Clifford Bax


Clifford Bax was a versatile English writer, known particularly as a playwright, a journalist, critic and editor, and a poet, lyricist and hymn writer. He also was a translator. The composer Arnold Bax was his brother, and set some of his words to music.

Life

He was born in Upper Tooting, south London. Education was at the Slade and the Heatherley Art School. He gave up painting to concentrate on writing.
Independent wealth gave Bax time to write, and social connections. He had an apartment in Albany, the apartment complex in Piccadilly, London. He was a friend of Gustav Holst, whom he introduced to astrology, the critic James Agate, and Arthur Ransome, among others. He met and played chess with Aleister Crowley in 1904, and kept up an acquaintance with him over the years, later in the 1930s introducing both the artist Frieda Harris and the writer John Symonds to him. An early venture was Orpheus, a theosophical magazine he edited. His interest in the esoteric extended to editing works of Jakob Boehme, and helping Allan Bennett, the Buddhist.
His first play on the commercial stage was The Poetasters of Ispahan, and he became a fixture of British drama for a generation.
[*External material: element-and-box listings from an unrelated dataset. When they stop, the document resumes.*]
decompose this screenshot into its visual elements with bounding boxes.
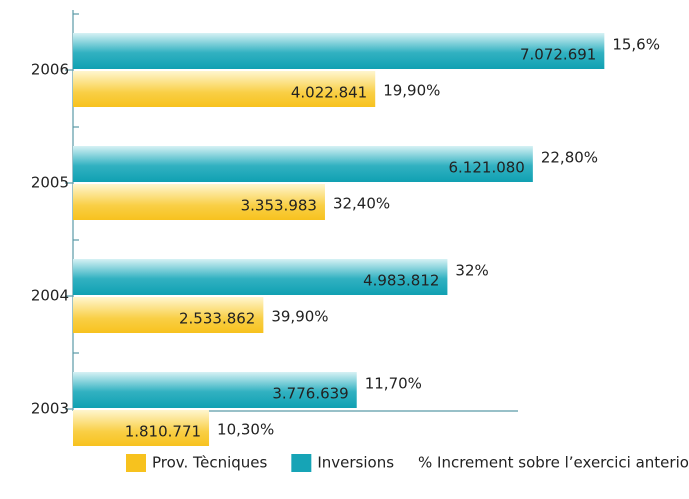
value-label: 1.810.771 [125, 423, 201, 441]
y-tick-label: 2005 [31, 174, 69, 192]
increment-label: 22,80% [541, 149, 598, 167]
increment-label: 15,6% [612, 36, 660, 54]
bar [73, 297, 264, 333]
legend-label: Prov. Tècniques [152, 454, 268, 472]
value-label: 7.072.691 [520, 46, 596, 64]
legend-label: Inversions [317, 454, 394, 472]
value-label: 3.353.983 [241, 197, 317, 215]
bar [73, 184, 325, 220]
increment-label: 32,40% [333, 195, 390, 213]
increment-label: 32% [455, 262, 488, 280]
legend-swatch [126, 454, 146, 472]
bar [73, 410, 210, 446]
y-tick-label: 2004 [31, 287, 69, 305]
value-label: 6.121.080 [449, 159, 525, 177]
value-label: 2.533.862 [179, 310, 255, 328]
increment-label: 19,90% [383, 82, 440, 100]
bar [73, 33, 605, 69]
bar [73, 146, 533, 182]
bar [73, 372, 357, 408]
increment-label: 39,90% [271, 308, 328, 326]
increment-label: 11,70% [365, 375, 422, 393]
bar [73, 259, 448, 295]
legend-note: % Increment sobre l’exercici anterior [418, 454, 689, 472]
y-tick-label: 2006 [31, 61, 69, 79]
legend-swatch [291, 454, 312, 472]
increment-label: 10,30% [217, 421, 274, 439]
bar [73, 71, 376, 107]
value-label: 4.022.841 [291, 84, 367, 102]
value-label: 3.776.639 [272, 385, 348, 403]
y-tick-label: 2003 [31, 400, 69, 418]
value-label: 4.983.812 [363, 272, 439, 290]
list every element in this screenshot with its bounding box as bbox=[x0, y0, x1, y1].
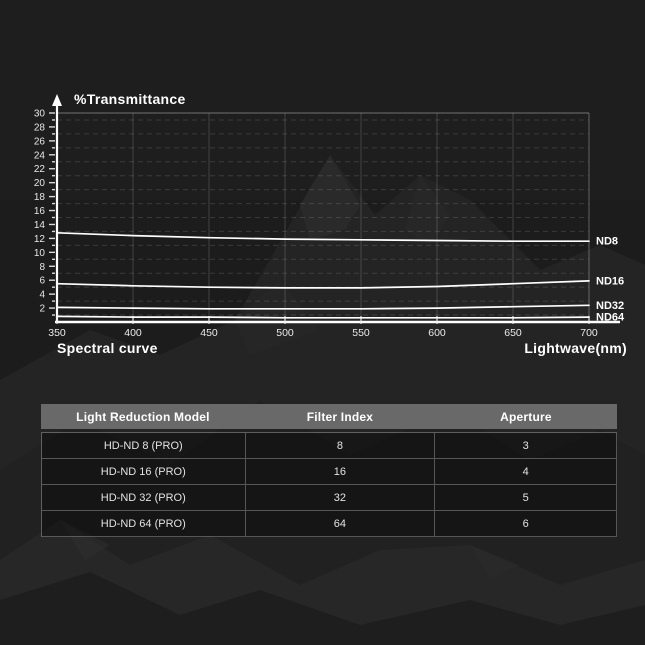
y-tick-label: 2 bbox=[39, 304, 45, 315]
table-row: HD-ND 32 (PRO) 32 5 bbox=[42, 485, 617, 511]
table-row: HD-ND 16 (PRO) 16 4 bbox=[42, 459, 617, 485]
y-tick-label: 24 bbox=[34, 150, 46, 161]
x-tick-label: 650 bbox=[504, 327, 522, 339]
table-cell: 8 bbox=[245, 433, 436, 459]
y-tick-label: 10 bbox=[34, 248, 46, 259]
table-cell: HD-ND 8 (PRO) bbox=[42, 433, 246, 459]
series-label-nd64: ND64 bbox=[596, 312, 625, 324]
table-cell: 32 bbox=[245, 485, 436, 511]
curve-nd32 bbox=[56, 304, 590, 310]
table-header-row: Light Reduction Model Filter Index Apertur… bbox=[41, 404, 617, 429]
y-tick-label: 18 bbox=[34, 192, 46, 203]
filter-spec-table: Light Reduction Model Filter Index Apertur… bbox=[41, 404, 617, 537]
y-axis-arrow-icon bbox=[52, 94, 62, 106]
y-tick-label: 6 bbox=[39, 276, 45, 287]
header-cell: Light Reduction Model bbox=[76, 409, 210, 424]
curve-nd64 bbox=[56, 315, 590, 319]
y-tick-label: 12 bbox=[34, 234, 46, 245]
table-cell: 5 bbox=[435, 485, 617, 511]
table-cell: 3 bbox=[435, 433, 617, 459]
header-cell: Aperture bbox=[500, 409, 552, 424]
series-label-nd16: ND16 bbox=[596, 275, 624, 287]
y-tick-label: 30 bbox=[34, 109, 46, 120]
table-row: HD-ND 64 (PRO) 64 6 bbox=[42, 511, 617, 537]
table-row: HD-ND 8 (PRO) 8 3 bbox=[42, 433, 617, 459]
curve-nd8 bbox=[56, 231, 590, 243]
table-cell: 6 bbox=[435, 511, 617, 537]
y-tick-label: 8 bbox=[39, 262, 45, 273]
y-tick-label: 26 bbox=[34, 136, 46, 147]
y-tick-label: 28 bbox=[34, 122, 46, 133]
table-cell: 4 bbox=[435, 459, 617, 485]
x-axis-label: Lightwave(nm) bbox=[524, 340, 627, 356]
series-label-nd8: ND8 bbox=[596, 236, 618, 248]
table-cell: 16 bbox=[245, 459, 436, 485]
chart-title: %Transmittance bbox=[74, 91, 186, 107]
y-tick-label: 20 bbox=[34, 178, 46, 189]
y-tick-label: 14 bbox=[34, 220, 46, 231]
x-tick-label: 700 bbox=[580, 327, 598, 339]
x-tick-label: 450 bbox=[200, 327, 218, 339]
y-tick-label: 16 bbox=[34, 206, 46, 217]
y-tick-label: 4 bbox=[39, 290, 45, 301]
table-cell: HD-ND 32 (PRO) bbox=[42, 485, 246, 511]
table-cell: HD-ND 16 (PRO) bbox=[42, 459, 246, 485]
x-tick-label: 350 bbox=[48, 327, 66, 339]
x-tick-label: 550 bbox=[352, 327, 370, 339]
table-body: HD-ND 8 (PRO) 8 3 HD-ND 16 (PRO) 16 4 HD-ND 32… bbox=[41, 432, 617, 537]
curve-nd16 bbox=[56, 280, 590, 289]
x-tick-label: 500 bbox=[276, 327, 294, 339]
chart-caption: Spectral curve bbox=[57, 340, 158, 356]
y-tick-label: 22 bbox=[34, 164, 46, 175]
x-tick-label: 400 bbox=[124, 327, 142, 339]
table-cell: 64 bbox=[245, 511, 436, 537]
header-cell: Filter Index bbox=[306, 409, 374, 424]
table-cell: HD-ND 64 (PRO) bbox=[42, 511, 246, 537]
x-tick-label: 600 bbox=[428, 327, 446, 339]
series-label-nd32: ND32 bbox=[596, 300, 624, 312]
He was involved in the Phoenix Society, concerned with reviving older plays, and the Incorporated Stage Society.
He also edited, with Austin Osman Spare, Golden Hind, an artistic and literary magazine that appeared from October 1922 to July 1924.
A cricket enthusiast, he was a friend of C. B. Fry and wrote a biography of W. G. Grace.

Family

He married actress and jewellery-maker Gwendolen Daphne Bishop, née Bernhard-Smith, on 28 September 1910. Their daughter, Undine, was born 6 August 1911.
In 1927, Bax married Vera, née Rawnsley, a painter and poet. Rawnsley was previously married to Stanley Kennedy North, an artist, and Alexander Bell Filson Young, a journalist with whom she had two sons: William David Loraine Filson-Young and Richard Filson-Young; they—Bax's stepsons—were both killed in World War II.